The paper offered no explanation to readers about what had changed to warrant publication. It also did not disclose that the information is included in a forthcoming book, "State of War: The Secret History of the CIA and the Bush Administration" written by James Risen, the lead reporter on The New York Times' story Friday. The book will be published in mid-January, publisher Simon & Schuster said.

The decision to withhold the article caused friction within the newspaper's Washington, D.C., bureau, according to people close to the paper. Some reporters and editors in New York and in the bureau, including Risen and co-writer Eric Lichtblau, had pushed for earlier publication, according to these people. One said there was much discussion about whether the story could have been published earlier.

In a statement Friday, Executive Editor Bill Keller did not mention the book.

Keller wrote that, after agreeing last year not to publish the story, two things changed the paper's thinking. The paper developed a fuller picture of misgivings about the program by some in the government. And the paper satisfied itself through more reporting that it could write the story without exposing "any intelligence-gathering methods or capabilities that are not already on the public record."

Tom Rosenstiel, executive director of the Project for Excellence in Journalism, said it was conceivable The New York Times waited to publish its story as the Senate took up renewal of the Patriot Act. "It's not unheard of to wait for a news peg," he said. "It's not unusual to discover the existence of something and not know the context of it until later."

Friday's story was a dramatic scoop for a newspaper whose national-security coverage has been marked by turmoil in recent years. The paper admitted last year that much of its reporting on Iraq's weapons programs before the war was flawed. The principal author of those stories, Judith Miller, later spent 85 days in jail to protect the identity of an administration source in the CIA leak case.

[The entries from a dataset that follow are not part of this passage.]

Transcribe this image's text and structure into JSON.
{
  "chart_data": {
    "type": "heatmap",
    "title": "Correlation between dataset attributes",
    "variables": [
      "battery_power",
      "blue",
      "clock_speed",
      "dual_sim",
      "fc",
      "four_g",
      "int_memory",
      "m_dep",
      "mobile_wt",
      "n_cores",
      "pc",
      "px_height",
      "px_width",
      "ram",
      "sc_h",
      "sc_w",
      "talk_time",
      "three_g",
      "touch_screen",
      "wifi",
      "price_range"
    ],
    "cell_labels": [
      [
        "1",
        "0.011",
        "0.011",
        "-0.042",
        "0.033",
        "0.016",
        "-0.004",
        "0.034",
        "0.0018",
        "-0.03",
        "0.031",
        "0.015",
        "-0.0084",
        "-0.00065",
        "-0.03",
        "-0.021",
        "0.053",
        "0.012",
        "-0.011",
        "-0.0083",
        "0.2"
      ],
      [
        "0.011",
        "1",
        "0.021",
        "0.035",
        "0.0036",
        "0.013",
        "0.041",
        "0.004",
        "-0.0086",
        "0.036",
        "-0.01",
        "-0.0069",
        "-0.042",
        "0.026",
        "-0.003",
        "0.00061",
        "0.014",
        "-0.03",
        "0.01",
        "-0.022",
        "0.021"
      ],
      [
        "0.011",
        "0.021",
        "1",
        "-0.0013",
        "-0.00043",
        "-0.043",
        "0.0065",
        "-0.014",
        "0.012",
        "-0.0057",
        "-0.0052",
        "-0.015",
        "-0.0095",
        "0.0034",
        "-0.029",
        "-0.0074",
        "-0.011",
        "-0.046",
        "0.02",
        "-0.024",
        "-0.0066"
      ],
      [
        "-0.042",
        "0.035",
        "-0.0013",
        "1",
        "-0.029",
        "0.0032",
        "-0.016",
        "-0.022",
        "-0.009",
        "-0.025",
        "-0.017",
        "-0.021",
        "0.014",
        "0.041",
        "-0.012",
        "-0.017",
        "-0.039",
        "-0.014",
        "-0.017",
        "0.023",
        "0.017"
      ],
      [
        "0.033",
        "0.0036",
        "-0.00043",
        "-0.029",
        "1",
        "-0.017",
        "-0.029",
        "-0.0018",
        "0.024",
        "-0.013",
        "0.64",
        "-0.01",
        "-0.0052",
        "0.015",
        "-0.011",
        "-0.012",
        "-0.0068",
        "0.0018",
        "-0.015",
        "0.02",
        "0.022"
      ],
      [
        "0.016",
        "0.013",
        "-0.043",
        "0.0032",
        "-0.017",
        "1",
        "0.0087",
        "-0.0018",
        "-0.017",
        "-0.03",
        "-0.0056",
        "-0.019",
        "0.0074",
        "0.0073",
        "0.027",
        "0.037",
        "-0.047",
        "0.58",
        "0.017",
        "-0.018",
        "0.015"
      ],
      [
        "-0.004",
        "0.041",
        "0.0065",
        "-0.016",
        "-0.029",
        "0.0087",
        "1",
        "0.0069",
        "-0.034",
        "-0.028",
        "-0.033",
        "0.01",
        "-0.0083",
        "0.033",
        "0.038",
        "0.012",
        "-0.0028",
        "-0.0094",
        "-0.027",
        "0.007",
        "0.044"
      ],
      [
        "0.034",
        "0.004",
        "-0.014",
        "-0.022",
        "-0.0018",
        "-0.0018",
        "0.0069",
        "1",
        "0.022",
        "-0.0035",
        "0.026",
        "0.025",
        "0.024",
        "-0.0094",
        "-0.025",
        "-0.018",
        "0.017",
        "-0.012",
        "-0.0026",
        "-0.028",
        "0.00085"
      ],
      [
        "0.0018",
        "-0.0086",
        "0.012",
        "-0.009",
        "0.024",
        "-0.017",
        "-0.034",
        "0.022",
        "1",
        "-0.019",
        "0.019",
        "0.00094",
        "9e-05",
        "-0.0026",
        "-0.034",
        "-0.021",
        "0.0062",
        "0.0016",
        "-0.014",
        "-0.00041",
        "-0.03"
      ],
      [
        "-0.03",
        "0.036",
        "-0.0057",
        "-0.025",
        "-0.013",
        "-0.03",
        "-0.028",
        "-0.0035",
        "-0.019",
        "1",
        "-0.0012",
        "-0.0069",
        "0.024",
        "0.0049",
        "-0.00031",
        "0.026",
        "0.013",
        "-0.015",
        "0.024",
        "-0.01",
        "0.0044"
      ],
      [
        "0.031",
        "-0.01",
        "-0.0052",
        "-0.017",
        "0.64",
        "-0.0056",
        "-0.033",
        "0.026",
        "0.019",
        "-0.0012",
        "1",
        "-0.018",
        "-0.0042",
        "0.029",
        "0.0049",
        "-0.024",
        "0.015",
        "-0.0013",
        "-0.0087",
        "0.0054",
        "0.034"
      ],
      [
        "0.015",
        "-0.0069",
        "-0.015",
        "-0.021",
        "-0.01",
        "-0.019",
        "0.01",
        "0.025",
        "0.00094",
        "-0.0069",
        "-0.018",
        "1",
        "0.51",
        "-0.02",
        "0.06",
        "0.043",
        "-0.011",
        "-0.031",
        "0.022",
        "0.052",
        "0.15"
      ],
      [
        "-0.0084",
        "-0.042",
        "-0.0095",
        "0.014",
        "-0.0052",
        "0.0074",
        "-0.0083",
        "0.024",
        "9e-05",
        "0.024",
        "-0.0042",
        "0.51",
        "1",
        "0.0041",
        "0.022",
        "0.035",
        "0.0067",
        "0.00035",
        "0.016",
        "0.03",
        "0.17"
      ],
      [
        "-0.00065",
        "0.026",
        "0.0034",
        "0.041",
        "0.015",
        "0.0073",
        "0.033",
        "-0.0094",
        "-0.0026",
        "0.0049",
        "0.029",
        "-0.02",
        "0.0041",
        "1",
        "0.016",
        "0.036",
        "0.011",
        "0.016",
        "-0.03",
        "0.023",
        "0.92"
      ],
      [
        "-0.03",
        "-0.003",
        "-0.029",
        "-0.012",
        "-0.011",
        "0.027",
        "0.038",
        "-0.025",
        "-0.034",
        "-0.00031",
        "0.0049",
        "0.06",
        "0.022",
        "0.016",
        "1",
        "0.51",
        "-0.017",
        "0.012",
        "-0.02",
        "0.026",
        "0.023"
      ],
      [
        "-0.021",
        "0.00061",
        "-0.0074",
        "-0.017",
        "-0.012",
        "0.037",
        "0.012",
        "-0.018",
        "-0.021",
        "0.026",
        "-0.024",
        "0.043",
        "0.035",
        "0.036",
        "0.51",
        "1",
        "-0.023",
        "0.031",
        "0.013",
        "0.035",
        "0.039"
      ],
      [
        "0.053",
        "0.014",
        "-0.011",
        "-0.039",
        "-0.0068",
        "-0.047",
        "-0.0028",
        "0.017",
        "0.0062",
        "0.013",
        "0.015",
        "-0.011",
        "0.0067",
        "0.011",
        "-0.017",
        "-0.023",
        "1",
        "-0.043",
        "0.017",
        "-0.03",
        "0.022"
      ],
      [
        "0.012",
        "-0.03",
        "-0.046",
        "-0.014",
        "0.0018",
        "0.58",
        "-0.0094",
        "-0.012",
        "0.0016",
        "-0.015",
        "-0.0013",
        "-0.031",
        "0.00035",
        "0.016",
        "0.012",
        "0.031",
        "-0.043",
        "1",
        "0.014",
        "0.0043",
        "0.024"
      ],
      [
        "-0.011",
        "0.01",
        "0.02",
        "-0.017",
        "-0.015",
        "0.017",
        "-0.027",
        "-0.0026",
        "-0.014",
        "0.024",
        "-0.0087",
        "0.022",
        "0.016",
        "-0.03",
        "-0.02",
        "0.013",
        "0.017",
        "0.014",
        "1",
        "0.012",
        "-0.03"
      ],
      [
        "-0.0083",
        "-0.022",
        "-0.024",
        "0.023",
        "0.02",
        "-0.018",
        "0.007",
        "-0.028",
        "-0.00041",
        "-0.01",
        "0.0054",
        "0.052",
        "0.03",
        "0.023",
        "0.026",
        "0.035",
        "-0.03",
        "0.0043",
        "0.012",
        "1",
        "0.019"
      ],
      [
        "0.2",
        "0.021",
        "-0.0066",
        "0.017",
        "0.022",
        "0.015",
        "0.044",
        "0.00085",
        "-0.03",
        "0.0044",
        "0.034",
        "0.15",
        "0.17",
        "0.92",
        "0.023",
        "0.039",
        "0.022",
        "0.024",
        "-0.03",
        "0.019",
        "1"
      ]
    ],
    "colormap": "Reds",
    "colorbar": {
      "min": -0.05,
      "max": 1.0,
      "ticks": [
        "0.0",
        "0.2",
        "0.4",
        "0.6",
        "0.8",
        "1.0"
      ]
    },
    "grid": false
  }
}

More recently, the paper has been scooped by the Los Angeles Times on a story that the U.S. military has been secretly paying to run favorable stories in the Iraqi media and by The Washington Post on the revelation last month of a secret network of CIA prisons for terrorism suspects in foreign countries. The New York Times announced last week it was replacing its deputy bureau chief in D.C., which outsiders read as a sign of the paper's dissatisfaction with its coverage.